Consider that most new games are already optimized for DirectX 10 at minimum and that DirectX 11 graphics cards are already out. As well, most new processors are well over the 2.0 GHz range, even for laptops, and usually have some kind of multi-core processor.
The cost to upgrade to Windows 7 from Vista or XP is $129.99 for the Home Premium edition, which is all most people will need. An all-new full version is $224.99. Considering you can buy an excellent desktop computer preloaded with Windows for about $700 it might not be worth it to upgrade all the way from XP just yet.
• Windows 7 is a bare bones launch, which means it doesn't come bundled with as much software as Vista or XP. You'll need to go to Windows to download a lot of different programs you may use separately. The first priority is to get Windows Security Essentials, a free program that protects against viruses, spyware, malware and other intruders. Then you might want to consider things like Windows Movie Maker, Windows Contacts, Windows Live Mail, Windows Live Photo Gallery and Windows Live Family Safety if you have young kids.
• Upgraders will be able to keep and access all their old applications through a custom install, but a complete "clean" install will require you to download everything again. You're also going to need to back up your bookmarks and favourites by exporting them as files to your documents folder or another folder you back up separately onto a second hard drive or thumbnail drive. Same goes for your other programs, personal files etc.
Considering how much junk piles up on computers these days it might be worth it to back up the files you really need (contacts, programs, documents, photos, videos, etc.) and do a clean install so you can start over with a clean slate. While this seems like it could take a long time it could actually be faster.
Consider that a clean install will take 30 to 45 minutes while upgrading can take anywhere from two hours to 20 hours depending on your computer, how many programs you use, and how much data is stored on your hard drive.
Add the time it will take to download all your software again and you should probably prepare to spend a full day configuring your system with Windows 7.
Judging from the reviews, it's all going to be worth it when you come out the other end.

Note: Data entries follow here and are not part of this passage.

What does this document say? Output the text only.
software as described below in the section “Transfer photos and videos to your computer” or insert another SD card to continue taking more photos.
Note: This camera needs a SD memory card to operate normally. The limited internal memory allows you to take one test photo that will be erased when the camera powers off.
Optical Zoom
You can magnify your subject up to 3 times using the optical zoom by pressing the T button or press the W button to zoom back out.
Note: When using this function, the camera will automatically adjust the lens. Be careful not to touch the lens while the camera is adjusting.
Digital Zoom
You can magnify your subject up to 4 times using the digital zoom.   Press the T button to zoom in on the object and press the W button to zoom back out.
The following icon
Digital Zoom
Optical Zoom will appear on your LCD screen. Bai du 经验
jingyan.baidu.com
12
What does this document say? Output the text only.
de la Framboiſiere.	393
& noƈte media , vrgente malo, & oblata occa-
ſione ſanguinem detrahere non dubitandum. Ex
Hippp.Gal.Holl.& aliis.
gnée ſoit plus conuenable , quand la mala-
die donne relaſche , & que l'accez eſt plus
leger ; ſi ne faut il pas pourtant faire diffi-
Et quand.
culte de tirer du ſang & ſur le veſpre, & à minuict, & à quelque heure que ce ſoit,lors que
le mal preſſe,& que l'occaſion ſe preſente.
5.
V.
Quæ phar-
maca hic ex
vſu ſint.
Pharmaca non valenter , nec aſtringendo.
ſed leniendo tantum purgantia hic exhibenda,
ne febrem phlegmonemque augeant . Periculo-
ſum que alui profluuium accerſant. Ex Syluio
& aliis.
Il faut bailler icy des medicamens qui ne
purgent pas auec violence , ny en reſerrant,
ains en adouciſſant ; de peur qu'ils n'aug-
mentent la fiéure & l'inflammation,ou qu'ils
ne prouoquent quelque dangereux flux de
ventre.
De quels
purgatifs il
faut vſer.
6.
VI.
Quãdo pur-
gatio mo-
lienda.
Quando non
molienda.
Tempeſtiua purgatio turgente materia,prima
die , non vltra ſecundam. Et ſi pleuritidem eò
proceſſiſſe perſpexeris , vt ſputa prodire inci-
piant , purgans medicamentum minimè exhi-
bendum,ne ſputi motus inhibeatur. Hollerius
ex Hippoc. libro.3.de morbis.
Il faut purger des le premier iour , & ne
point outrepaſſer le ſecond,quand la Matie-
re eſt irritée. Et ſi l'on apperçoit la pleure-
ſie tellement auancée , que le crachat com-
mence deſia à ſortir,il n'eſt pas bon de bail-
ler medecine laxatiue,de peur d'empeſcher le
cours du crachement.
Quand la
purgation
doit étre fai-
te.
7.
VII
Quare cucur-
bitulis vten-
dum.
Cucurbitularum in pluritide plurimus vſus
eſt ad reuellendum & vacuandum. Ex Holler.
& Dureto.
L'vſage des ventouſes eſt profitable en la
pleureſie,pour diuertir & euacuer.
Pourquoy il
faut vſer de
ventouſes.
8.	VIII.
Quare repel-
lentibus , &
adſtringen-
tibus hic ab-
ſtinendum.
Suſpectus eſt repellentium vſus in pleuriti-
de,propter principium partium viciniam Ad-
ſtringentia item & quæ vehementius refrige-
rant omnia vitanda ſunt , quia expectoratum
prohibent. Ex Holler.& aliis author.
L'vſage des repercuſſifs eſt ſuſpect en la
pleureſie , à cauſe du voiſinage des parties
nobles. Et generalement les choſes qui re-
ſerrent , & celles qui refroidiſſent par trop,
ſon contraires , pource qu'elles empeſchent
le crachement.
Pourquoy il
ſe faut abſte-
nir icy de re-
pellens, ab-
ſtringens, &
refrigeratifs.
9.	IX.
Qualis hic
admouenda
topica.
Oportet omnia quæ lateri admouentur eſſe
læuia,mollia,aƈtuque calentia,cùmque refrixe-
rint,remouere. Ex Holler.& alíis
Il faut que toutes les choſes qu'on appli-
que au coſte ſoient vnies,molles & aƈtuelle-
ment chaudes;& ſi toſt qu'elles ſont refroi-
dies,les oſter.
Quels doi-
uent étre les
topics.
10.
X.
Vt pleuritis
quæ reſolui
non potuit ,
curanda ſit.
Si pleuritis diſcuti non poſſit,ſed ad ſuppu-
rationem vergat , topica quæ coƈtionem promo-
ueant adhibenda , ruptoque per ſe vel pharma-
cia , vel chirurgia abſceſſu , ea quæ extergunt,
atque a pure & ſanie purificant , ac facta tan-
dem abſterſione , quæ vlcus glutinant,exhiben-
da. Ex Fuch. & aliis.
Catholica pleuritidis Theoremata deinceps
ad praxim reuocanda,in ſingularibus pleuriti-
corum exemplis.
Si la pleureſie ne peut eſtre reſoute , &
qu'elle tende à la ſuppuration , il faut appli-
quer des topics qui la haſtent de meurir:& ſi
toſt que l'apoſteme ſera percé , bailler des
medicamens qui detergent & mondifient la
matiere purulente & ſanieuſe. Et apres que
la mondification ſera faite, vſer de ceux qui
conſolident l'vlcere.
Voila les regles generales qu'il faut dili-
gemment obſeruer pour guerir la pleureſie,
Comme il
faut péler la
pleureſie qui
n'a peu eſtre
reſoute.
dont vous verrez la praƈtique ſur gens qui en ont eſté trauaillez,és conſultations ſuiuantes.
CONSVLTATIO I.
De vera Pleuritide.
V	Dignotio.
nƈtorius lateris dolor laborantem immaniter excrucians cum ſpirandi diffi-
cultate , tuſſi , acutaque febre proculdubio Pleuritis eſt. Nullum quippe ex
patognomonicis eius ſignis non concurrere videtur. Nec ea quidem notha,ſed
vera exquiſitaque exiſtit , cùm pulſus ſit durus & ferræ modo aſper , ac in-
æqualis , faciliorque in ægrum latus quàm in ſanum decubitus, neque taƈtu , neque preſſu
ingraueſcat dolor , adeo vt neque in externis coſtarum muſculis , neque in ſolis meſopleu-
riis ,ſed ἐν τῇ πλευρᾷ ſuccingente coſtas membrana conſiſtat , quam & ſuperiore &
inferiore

Lifehacker.com has a must-read article "Prep Your PC for Window 7" that will walk you through the process of backing up your files, software, etc. and make your life as easy as possible.
The eyes have it
Staring at a computer screen all day long is not great for your eyes.
When you sit down in one place for an extended period of time, like on a plane, you always need to stretch a little when you stand up. When you sit with your eyes focused on one confined space at a set distance - usually less than two feet - your eyes will also stiffen up. They also dry out, as people typing, watching screens, etc. tend to blink a little less than normal.
In addition to focusing, there's also the fact that screens are generally bright enough that if you look away quickly there's some ghosting. Your pupils are generally narrowed in a consistent way while staring at your computer, which is why the real world can sometimes appear dim after a long day in front of a screen. The opposite occurs when you walk from a dark room where your pupils are widened into a world that seems much too bright.
The bottom line is that eyes get tired. You should always take breaks from staring at a computer - read a paper report, or just stare out the window for a while. You can also do eye exercises, holding a pen in the air and following it with your eyes (not your head) while you move it around.
But there's another option you might want to consider - tinted glasses.
A few companies are making and marketing a series of grey, red or yellow-tinted "gamer glasses" that do a number of things. One is hold in humidity, which prevents your eyes from drying out over a period of time. Another is to filter the light emitted from your screens to make them seem less bright, but without diminishing colours or vision. In fact, the lenses can bump up contrast and make screens seem even more brilliant than before. Add to that a coating that reflects glare from your screen, overhead lights, etc. and your eyes will feel great according to reviewers.
This isn't new technology, but it's a new approach for Gunnar Optik (www.gunnars.com) to create a series of glasses and lenses aimed at gamers. It doesn't take a huge leap to imagine using these glasses for day-to-day work, or anything that involves staring at a screen all day.